Sometimes there’s that place where you wake up and you forget ________ is gone, and you have to relive the sudden jolt of loss again.  

The place of the audacity of the world that just keeps going on, people keep living on, when you have had your world ripped apart and you can’t do anything and don’t want to.  

This place of grief is a very lonely and painful place to be.  

And, for those of us who have lost a loved one in Christ, there is hope, light, and strangely, joy also. How heartbreaking, body shaking, world shattering pain and joy can co-exist is only a mystery that exists in Christ and nowhere else.  For those of us who are IN Christ, we do not grieve like those without Him grieve.  

I lost my mother on 9/18/2025 at 8:30 am MST. It was sudden and unexpected. I wasn’t prepared and wasn’t ready. But such was the date and time that the Lord has ordained that she would come home to Him in the fullness of the reality of what her Lord Christ Jesus had done for her. The best day and moment of her existence… but one of my worst days.  

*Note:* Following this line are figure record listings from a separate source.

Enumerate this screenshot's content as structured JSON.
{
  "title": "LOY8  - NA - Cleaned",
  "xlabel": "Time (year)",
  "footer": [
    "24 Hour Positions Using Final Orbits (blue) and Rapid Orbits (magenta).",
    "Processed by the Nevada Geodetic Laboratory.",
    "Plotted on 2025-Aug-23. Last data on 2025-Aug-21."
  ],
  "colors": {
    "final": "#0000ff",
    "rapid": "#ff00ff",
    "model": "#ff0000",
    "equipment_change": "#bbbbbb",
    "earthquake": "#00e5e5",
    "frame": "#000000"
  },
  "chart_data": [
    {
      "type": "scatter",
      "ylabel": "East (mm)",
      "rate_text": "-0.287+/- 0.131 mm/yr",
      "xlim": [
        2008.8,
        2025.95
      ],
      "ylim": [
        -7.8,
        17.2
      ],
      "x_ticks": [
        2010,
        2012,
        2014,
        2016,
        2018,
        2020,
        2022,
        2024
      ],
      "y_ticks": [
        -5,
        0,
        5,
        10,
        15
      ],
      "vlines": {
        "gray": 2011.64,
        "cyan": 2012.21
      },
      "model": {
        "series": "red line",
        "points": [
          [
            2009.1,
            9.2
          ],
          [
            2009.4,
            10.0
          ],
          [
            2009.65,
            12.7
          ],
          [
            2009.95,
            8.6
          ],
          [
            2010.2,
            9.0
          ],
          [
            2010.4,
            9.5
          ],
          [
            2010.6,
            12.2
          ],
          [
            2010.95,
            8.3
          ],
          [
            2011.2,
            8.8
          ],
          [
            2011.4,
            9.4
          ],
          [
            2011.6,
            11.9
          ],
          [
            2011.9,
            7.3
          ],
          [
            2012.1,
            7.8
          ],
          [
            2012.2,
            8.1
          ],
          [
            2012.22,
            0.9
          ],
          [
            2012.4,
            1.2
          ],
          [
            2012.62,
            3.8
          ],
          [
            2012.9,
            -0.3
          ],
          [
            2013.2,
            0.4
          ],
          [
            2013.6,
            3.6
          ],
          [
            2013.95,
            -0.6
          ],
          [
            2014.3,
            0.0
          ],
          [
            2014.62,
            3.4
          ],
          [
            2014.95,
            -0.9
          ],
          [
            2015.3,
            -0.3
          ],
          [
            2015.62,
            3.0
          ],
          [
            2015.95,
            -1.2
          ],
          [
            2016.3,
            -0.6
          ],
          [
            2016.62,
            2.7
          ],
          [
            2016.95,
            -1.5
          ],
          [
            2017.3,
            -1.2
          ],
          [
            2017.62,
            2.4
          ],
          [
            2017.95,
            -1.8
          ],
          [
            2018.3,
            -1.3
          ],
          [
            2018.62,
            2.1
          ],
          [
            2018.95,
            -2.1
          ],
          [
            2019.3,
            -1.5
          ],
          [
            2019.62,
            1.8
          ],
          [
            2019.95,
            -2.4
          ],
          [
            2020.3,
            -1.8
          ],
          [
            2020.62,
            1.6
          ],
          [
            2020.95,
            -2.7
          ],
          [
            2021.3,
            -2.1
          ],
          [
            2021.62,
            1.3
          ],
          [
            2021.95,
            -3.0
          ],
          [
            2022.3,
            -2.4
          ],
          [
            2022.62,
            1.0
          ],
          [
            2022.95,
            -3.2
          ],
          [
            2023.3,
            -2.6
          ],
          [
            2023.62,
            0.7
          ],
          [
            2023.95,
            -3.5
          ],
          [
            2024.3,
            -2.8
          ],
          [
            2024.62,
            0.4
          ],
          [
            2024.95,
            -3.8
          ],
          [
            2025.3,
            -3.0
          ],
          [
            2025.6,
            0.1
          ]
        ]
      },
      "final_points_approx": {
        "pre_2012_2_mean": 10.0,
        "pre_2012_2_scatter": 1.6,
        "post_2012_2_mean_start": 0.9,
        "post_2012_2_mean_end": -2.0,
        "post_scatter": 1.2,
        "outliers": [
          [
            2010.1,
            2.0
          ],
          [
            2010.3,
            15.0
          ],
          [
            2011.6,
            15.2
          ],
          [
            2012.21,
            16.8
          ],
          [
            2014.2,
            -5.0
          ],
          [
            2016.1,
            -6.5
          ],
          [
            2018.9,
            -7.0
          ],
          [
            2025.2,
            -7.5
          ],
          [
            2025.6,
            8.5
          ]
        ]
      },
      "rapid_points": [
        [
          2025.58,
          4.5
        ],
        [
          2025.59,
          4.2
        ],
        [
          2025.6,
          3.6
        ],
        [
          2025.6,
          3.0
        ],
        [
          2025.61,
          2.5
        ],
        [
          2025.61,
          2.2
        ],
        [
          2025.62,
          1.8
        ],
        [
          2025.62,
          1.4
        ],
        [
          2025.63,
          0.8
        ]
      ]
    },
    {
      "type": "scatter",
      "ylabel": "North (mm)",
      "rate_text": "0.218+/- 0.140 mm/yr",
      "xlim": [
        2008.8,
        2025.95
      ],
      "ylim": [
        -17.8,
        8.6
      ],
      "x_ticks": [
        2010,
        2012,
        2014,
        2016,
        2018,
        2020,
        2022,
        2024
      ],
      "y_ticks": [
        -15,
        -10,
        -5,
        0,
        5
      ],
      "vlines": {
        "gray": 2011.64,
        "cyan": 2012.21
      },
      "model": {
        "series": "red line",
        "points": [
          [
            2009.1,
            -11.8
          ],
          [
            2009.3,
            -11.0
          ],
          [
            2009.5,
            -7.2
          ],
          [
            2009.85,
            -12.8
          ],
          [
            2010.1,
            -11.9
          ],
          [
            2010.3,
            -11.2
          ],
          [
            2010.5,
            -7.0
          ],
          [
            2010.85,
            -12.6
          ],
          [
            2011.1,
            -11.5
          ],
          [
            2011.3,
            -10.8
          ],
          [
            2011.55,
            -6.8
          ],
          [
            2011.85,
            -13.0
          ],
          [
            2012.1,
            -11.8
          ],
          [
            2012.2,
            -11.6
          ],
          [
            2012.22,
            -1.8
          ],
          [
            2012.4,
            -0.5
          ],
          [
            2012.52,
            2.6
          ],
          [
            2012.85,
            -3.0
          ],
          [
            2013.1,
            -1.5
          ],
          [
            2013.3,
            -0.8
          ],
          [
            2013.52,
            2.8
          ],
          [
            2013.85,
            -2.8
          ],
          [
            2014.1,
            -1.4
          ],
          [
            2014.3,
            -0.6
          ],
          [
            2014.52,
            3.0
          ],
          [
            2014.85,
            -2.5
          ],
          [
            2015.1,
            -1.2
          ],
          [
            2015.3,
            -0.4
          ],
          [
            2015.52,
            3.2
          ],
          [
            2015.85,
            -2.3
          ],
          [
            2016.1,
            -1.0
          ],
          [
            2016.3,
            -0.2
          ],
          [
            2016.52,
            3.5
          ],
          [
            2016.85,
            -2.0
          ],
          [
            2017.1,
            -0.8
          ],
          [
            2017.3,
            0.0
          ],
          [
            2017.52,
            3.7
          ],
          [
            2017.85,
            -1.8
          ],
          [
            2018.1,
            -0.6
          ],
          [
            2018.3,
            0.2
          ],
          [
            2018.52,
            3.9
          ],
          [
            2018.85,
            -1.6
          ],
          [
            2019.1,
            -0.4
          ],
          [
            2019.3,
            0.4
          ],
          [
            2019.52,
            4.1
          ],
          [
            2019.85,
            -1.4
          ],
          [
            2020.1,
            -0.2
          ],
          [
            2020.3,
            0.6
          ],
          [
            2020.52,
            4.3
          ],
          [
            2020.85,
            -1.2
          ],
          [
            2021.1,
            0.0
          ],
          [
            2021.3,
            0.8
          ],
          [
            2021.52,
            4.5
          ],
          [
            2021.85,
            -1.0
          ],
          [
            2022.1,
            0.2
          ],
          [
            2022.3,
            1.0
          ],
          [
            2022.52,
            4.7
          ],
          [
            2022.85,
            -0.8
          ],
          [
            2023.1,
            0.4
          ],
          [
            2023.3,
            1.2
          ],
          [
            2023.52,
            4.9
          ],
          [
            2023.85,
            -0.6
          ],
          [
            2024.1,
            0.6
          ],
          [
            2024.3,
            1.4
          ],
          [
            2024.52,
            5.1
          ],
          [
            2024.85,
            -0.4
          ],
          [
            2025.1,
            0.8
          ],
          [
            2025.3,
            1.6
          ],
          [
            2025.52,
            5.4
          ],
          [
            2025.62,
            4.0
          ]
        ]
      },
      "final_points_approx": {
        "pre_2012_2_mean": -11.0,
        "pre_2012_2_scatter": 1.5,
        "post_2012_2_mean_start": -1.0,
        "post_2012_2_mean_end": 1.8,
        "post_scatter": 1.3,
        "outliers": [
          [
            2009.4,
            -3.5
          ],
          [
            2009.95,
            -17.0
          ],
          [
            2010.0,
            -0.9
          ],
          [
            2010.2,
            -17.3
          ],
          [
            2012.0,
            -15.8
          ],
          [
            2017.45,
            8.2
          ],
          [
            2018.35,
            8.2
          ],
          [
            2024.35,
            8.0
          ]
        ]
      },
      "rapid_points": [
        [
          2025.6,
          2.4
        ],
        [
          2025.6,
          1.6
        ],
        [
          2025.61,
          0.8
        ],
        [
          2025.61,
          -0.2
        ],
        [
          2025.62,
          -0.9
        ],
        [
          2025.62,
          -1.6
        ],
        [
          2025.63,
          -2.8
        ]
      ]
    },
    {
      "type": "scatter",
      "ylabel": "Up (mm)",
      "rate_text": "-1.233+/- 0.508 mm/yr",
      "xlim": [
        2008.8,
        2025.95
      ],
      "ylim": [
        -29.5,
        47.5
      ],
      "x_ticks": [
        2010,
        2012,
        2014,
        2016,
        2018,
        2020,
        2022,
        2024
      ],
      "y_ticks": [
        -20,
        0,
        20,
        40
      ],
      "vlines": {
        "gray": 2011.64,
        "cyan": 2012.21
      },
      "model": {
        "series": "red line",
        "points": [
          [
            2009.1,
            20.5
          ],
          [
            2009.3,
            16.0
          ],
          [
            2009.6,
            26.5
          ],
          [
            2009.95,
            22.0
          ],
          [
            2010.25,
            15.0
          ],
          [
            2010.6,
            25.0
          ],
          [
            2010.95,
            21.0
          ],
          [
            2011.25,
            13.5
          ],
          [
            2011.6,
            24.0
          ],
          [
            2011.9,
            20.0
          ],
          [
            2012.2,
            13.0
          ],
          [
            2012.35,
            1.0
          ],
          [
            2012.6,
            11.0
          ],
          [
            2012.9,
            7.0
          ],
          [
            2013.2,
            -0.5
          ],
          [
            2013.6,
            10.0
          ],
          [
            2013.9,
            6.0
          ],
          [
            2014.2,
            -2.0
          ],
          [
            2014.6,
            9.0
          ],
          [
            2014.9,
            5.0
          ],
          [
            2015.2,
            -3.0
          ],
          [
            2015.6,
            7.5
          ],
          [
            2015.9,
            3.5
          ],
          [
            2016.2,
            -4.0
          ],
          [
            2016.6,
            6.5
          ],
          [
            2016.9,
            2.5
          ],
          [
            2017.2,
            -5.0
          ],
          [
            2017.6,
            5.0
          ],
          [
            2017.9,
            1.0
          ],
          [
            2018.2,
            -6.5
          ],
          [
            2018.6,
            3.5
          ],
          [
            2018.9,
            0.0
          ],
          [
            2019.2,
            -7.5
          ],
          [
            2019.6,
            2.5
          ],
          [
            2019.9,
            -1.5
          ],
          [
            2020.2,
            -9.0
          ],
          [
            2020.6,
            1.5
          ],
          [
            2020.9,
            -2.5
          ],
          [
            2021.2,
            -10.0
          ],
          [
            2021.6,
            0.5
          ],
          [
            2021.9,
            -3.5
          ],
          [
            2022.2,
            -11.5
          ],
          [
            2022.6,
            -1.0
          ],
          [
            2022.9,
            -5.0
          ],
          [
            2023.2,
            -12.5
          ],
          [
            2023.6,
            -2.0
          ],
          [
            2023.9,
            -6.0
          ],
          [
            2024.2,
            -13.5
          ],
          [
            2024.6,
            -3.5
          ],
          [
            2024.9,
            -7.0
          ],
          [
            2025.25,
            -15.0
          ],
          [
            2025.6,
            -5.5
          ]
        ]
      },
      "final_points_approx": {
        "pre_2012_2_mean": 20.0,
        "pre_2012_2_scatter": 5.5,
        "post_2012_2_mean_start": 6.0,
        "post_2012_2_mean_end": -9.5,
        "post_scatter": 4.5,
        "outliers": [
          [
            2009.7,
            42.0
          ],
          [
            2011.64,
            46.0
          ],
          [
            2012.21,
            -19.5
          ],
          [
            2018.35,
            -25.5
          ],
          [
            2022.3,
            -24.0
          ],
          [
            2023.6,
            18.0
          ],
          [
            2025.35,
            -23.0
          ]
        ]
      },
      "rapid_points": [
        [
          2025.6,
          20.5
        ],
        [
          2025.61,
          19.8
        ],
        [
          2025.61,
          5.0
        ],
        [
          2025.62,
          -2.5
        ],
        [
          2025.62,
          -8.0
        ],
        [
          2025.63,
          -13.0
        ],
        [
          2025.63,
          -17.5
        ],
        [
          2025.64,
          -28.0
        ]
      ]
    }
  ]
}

Most of us will experience the death and loss of a parent. This is normal and expected. It awaits most of us. Most of us will face this moment. Similar to, is the death of our grandparents. All my grandparents also have passed from this earth and into Glory.  

If you have come to this section of this website and are walking through the loss of a spouse, or unspeakably, the loss of a child… I simply have no words for you. Your loss is not something I can even begin to comprehend. While I do hope that you may find something helpful for you in these writings, they are in regards to my journey through the death of my mother with the Lord.  For you, I can only offer to sit with in silence.